Monday, May 12, 2008

Weekly Geeks #3 - Childhood books

This week’s theme comes from Samantha, who suggested that one week we all write about our fond memories of childhood books.

You could approach this several ways. I’ll probably list my favorite childhood books with maybe a paragraph about each book: why I loved it, how old I was when I read it, where I got the book, etc. You could also just pick one childhood favorite and review it as you would any other book. Or, if you’re fast, you could make up a meme other weekly geeks might like to use. It’ll be interesting to see how everyone personalizes this theme. Don’t forget to come back and leave a link to the post in your comment once you’ve written your post. No wrap-up post this week; just the one childhood books post.

When trying to decide how to approach this week's post, I debated about a few different things, but in the end have decided to focus on four different examples!

The first is my first chunkster....or at least I thought so at the time. I remember being in grade 1 or 2 and being so proud of myself because I had read this huge thick book (yes, I loved them even back then!). Having listened to the book with my son not all that long ago, I think it is probably fair to say that there was very big writing in the book, but still...size matters! The book was Wind in the Willows. Funnily enough, the videos for Wind in the Willows have long been my grandmother's favourites, so perhaps a love for Toad, Mole, Ratty and Badger has been passed down through the blood.

I think I have mentioned the second and third books here before, and they are Enid Blyton and the Trixie Belden books. I cannot tell you how much I used to love some of Enid Blyton's books. Not for me the tales of the Famous Five (although I did still like them), but I was captivated by the books like The Magic Faraway Tree books where the land at the top of the tree changed every few days, and you had to ride a big cushion down the big slide in the middle of the tree. The other books I loved by this author was The Wishing Chair books. Can you tell that I used to read to escape reality. Actually I have not so long ago been accused of still reading to escape reality, but that's a whole other post!

As I got older, I then became interested in the Trixie Belden mysteries. I had basically the whole set and I used to love reading their stories, and taking part in the adventures that Trixie and Marty, Brian and Honey, Jim and their other friends and family used to get involved in. My favourite was Jim....what a guy! I guess I still have a soft spot for him.

I also had this thing that I used to do with these books where I tried to give the words in these books a value by assigning a value to each letter and then adding it all up. Good job this is already a post about weekly geeks, otherwise you would all be geeky is she...making up maths games out of words in a book! I am sure if you were to find one of these books there would be pencil marks on it from where I was playing my game!

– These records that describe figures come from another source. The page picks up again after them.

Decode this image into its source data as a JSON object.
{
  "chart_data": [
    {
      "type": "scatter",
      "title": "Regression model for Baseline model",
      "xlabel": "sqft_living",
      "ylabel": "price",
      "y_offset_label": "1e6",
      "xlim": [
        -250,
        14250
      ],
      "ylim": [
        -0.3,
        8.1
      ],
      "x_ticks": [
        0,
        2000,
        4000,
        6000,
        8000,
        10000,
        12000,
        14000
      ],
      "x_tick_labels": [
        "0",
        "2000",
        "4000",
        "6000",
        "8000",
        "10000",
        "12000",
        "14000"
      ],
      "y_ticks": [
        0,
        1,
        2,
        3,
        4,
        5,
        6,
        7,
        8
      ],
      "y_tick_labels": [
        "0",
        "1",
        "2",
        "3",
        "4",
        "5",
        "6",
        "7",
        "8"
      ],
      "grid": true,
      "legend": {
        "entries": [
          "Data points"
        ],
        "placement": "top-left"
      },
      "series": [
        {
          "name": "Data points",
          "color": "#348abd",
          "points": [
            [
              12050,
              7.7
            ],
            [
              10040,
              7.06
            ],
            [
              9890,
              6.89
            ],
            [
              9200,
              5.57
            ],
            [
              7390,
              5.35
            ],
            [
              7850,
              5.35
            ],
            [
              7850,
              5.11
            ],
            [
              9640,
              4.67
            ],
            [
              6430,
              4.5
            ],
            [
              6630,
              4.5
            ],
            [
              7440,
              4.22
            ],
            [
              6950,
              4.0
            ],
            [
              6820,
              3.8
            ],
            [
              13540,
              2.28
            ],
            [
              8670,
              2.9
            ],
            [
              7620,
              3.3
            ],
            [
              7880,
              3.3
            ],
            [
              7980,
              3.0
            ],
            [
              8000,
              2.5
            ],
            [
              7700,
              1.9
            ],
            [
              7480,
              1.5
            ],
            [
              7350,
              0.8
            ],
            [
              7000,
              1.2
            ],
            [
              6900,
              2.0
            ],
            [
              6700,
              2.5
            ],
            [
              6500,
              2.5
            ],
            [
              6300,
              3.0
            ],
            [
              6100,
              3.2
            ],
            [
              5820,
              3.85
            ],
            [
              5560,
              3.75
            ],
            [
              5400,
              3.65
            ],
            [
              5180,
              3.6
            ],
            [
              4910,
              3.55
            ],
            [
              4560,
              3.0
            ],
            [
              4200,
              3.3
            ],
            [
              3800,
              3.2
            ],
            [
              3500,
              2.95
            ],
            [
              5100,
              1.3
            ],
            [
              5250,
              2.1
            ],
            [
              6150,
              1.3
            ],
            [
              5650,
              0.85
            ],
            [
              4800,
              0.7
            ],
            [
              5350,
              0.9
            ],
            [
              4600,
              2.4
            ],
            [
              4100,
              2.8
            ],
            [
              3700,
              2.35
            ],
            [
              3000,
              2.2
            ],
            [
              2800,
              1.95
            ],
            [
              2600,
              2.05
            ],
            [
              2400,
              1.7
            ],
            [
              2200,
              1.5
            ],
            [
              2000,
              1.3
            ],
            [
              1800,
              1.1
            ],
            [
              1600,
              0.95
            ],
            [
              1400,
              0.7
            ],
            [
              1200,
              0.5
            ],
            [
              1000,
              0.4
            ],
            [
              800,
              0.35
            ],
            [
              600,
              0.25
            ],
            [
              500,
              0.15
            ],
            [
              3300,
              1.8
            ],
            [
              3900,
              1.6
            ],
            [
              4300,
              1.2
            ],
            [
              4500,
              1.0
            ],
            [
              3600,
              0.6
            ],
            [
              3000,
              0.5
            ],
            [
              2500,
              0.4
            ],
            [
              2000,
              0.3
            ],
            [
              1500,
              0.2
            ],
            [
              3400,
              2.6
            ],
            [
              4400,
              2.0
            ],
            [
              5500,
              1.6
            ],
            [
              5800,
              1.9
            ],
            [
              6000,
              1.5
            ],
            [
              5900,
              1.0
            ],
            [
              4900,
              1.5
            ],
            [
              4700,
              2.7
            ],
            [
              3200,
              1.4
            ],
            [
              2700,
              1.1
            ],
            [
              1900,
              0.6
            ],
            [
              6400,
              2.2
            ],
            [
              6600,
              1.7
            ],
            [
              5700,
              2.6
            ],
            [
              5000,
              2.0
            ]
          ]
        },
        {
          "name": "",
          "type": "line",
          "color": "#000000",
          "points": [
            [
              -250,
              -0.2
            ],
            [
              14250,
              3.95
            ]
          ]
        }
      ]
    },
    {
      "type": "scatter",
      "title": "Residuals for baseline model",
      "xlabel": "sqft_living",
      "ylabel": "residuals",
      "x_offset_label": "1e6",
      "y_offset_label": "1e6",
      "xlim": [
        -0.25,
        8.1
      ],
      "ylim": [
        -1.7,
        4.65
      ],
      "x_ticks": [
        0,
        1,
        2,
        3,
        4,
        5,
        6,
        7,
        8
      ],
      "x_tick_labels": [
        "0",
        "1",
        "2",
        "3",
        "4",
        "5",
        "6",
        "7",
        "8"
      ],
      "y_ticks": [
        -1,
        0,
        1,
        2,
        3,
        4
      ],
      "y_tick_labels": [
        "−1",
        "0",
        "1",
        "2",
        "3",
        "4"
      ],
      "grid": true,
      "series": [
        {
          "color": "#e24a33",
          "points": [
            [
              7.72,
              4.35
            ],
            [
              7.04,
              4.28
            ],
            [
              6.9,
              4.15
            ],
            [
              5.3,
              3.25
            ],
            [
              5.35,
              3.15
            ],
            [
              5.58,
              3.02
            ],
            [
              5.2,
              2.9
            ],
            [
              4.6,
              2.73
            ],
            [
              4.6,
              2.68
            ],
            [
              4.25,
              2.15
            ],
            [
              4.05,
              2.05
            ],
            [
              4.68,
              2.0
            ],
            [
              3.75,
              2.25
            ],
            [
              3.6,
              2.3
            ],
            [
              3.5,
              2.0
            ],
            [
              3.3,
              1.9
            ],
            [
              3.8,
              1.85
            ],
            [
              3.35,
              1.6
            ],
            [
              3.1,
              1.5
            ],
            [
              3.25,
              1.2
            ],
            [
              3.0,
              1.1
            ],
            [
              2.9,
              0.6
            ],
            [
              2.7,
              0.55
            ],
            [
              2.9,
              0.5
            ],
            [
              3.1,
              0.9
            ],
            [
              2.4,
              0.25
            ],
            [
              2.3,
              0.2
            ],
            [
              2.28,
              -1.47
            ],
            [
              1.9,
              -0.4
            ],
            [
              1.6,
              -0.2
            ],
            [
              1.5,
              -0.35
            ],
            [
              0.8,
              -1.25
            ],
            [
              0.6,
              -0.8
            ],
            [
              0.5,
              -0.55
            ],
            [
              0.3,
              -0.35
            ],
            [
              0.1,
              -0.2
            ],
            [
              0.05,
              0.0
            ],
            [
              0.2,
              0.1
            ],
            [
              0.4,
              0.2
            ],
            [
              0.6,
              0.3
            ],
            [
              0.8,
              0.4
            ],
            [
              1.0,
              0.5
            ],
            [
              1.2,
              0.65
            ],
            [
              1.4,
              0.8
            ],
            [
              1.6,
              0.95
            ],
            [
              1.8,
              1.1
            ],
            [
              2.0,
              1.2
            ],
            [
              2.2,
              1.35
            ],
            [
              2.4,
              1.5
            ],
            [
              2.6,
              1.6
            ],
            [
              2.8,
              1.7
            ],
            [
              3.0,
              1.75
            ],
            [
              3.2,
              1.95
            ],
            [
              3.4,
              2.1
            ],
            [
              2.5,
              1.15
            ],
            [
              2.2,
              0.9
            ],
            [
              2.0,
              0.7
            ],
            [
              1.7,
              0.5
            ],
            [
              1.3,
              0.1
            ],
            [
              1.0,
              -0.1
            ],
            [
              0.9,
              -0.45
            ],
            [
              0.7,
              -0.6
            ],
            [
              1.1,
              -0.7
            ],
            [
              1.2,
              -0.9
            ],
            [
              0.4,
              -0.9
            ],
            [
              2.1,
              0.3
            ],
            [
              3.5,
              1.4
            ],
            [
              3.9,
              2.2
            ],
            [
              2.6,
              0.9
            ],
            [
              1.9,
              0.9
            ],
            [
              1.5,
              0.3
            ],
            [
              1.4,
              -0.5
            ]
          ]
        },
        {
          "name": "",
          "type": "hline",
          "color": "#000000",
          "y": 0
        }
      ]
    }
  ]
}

The fourth example is The Hobbit. When it came to schoolwork, give me Maths or English, or Social Studies and I did quite well, but the subject where I REALLY struggled was Art...couldn't stand it! So the fact that I loved the title page that I did for my book report on The Hobbit really stands out in my mind!


  1. Hi!

    I enjoyed reading Adventures of the Wishing-Chair too. Enid Blyton is still one of my favourite authors and I love reading her books!

  2. Oh gosh. A trip down memory lane. I loved Trixie Belden too. But Enid Blyton's Magic Faraway Tree used to scare me. LOL I think I was worried they wouldn't be able to get home.

  3. Have you read The Poisonwood Bible? Your trick with adding up the value of the words SO reminds me of Adah in that book!

    The Hobbit was the first "adult" book I read ... at the tender age of 7! Always glad to find another Tolkien fan out there. :)

  4. I loved the Wishing Chair series. Infact I adored Enid Blyton books. Now my niece does the same. I suppose I will pass on my whole collection to her!

    Childhood Memories

  5. I loved the Magic Faraway Tree books too. One of the ladies on the mission compound we lived on would read these books to a bunch of us kids. Loved 'em!

  6. I'm also an Enid Blyton fan! I loved the Malory Towers books. And I did read some of the Trixie Belden books.

  7. Yeah for Trixie Belden!! She is tops of my list too!! I LOVED these books when I was little. I never did own this though. I got them all from my grade school library. Man. I really need to find a set of these. I would love to have them!

  8. I read so much Enid Blyton as a child. I see someone in the comments mentioned Malory Towers. Another series I devoured and had forgotten until someone else commented on it. Oh, and the Naughtiest Girl in the School books too. She was a very prolific writer. (If you read Jasper Fforde's Thursday Next books there's a great spoof of Blyton is one of them - The Well of Lost Plots I think but I'm not 100% sure.) I think I read and owned most of the Trixie Beldon books as well.